Through a parked SUV, through a fire hydrant that exploded into a geyser, and straight through the front wall of an abandoned apartment building, disappearing into the structure with a catastrophic CRASH that brought half the facade crumbling down on top of him.

Jake stood in the center of the ruined street, all four fists clenched, chest heaving. The red Tetramand body thrummed with raw power — dense, brutal, and beautifully simple compared to Heatblast's elemental complexity.

He rolled all four shoulders and cracked his neck.

"Yeah. That felt about right."

S.H.I.E.L.D. Stealth Jet.

Dead silence.

Every agent on the command deck had forgotten how to breathe. The satellite feed was still playing on the main screen, but nobody needed the replay — the image was burned into their retinas.

They had just watched an elemental fire creature — something that could melt steel at a distance — transform into a twelve-foot red giant with four arms in under a second. And then that giant had punched the Abomination through a building.

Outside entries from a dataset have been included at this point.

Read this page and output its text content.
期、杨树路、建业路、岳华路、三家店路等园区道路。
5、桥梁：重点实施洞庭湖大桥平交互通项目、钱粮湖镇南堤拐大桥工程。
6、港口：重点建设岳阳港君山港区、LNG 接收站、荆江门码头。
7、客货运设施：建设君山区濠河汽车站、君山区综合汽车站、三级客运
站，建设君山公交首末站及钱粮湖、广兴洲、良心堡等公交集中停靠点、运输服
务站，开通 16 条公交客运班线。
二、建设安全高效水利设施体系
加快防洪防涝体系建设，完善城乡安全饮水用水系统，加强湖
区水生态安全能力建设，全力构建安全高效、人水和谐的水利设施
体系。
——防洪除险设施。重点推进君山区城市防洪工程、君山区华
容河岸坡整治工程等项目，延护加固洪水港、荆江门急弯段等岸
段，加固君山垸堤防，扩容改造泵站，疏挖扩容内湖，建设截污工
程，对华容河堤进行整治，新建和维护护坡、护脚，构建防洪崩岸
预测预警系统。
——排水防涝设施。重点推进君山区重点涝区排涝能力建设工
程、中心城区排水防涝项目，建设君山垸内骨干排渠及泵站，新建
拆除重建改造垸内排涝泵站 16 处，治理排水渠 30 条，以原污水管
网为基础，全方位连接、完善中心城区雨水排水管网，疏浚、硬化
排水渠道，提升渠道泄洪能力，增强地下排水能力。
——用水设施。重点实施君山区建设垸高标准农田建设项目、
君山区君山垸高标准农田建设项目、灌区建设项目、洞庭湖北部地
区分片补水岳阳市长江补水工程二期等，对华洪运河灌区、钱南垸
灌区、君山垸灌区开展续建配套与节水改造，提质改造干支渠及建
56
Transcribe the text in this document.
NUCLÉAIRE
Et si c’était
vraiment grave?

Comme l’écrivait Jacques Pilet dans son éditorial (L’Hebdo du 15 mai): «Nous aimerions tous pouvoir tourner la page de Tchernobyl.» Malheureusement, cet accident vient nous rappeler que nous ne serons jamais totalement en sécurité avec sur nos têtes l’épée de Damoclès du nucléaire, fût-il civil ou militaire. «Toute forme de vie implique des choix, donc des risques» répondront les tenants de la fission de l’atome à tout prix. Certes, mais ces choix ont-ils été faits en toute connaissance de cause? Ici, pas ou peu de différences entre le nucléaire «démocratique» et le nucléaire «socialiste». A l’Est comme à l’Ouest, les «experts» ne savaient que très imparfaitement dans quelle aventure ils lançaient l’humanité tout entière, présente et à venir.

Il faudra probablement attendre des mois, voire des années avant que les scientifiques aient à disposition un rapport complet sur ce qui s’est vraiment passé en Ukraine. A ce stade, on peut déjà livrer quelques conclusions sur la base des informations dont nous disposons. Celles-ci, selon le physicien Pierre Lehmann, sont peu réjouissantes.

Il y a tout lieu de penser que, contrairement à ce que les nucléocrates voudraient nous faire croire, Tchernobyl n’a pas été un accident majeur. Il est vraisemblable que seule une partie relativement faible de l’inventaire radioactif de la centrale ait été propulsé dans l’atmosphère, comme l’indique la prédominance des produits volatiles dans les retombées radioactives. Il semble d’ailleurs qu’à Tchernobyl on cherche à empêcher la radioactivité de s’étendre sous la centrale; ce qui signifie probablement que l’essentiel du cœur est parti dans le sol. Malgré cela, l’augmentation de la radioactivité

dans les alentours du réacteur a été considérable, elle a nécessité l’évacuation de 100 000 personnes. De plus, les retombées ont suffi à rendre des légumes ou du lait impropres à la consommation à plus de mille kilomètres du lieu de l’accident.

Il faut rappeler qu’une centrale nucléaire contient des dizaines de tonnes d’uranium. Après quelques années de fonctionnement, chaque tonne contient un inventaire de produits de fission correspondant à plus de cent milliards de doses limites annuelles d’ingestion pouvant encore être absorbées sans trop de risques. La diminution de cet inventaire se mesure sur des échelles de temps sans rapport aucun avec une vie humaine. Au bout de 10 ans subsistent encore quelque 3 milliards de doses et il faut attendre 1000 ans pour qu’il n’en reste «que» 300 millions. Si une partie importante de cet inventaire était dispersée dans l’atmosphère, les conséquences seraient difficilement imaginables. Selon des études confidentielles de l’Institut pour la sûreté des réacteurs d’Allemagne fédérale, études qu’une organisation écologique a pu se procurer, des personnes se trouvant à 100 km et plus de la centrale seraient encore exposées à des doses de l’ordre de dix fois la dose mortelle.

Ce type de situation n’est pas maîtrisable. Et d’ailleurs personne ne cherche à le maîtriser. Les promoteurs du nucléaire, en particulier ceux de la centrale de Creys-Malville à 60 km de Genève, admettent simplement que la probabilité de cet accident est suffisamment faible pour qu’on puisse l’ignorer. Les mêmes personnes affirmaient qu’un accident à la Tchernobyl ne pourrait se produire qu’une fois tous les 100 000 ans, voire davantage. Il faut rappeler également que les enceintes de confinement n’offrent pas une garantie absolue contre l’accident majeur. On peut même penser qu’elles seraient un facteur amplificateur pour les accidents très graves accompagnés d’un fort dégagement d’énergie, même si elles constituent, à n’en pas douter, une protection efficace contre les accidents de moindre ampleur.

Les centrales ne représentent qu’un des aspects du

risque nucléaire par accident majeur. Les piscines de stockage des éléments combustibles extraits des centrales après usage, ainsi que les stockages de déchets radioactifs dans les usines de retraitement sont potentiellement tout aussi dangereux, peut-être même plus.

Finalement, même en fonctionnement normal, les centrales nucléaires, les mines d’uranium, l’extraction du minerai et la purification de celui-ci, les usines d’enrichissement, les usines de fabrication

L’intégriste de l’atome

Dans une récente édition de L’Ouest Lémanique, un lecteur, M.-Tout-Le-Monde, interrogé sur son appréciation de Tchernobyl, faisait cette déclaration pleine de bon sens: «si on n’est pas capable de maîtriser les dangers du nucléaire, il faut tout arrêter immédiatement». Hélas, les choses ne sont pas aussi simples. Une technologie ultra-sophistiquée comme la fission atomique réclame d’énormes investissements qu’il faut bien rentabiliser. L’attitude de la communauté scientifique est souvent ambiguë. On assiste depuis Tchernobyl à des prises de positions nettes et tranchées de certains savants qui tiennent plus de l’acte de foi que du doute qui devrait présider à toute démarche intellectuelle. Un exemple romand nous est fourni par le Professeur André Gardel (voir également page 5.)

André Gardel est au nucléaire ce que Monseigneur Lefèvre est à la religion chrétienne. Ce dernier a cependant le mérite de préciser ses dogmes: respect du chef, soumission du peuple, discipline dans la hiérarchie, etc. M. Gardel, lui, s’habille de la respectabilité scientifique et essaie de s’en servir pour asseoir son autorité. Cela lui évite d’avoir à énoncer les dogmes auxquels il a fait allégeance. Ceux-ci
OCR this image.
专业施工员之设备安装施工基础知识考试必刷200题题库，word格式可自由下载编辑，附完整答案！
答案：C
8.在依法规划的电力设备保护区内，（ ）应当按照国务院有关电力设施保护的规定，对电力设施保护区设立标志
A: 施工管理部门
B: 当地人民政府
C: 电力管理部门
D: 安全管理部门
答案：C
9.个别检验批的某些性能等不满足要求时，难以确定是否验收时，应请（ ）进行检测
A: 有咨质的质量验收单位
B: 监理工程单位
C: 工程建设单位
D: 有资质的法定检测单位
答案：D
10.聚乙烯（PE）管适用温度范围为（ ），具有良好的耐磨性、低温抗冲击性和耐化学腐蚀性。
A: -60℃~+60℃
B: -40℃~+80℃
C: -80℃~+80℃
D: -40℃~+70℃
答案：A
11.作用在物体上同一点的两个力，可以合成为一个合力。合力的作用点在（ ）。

This wasn't mutation. This wasn't technology. This wasn't anything in their database.

Nick Fury stood perfectly still, his single eye fixed on the screen with an intensity that could have cut glass. The gears behind that eye were turning at a speed that would have made a supercomputer jealous — calculating threat levels, asset potential, recruitment angles, and contingency plans all at the same time.

"This isn't a simple mutation," Fury said quietly.

He let the silence hang for exactly one beat.

"This is a perfect piece of biological weapon art."

He pressed his communicator.

"Natasha. Stand down on the attack run." His voice was calm, measured, and absolutely certain. "I want him alive."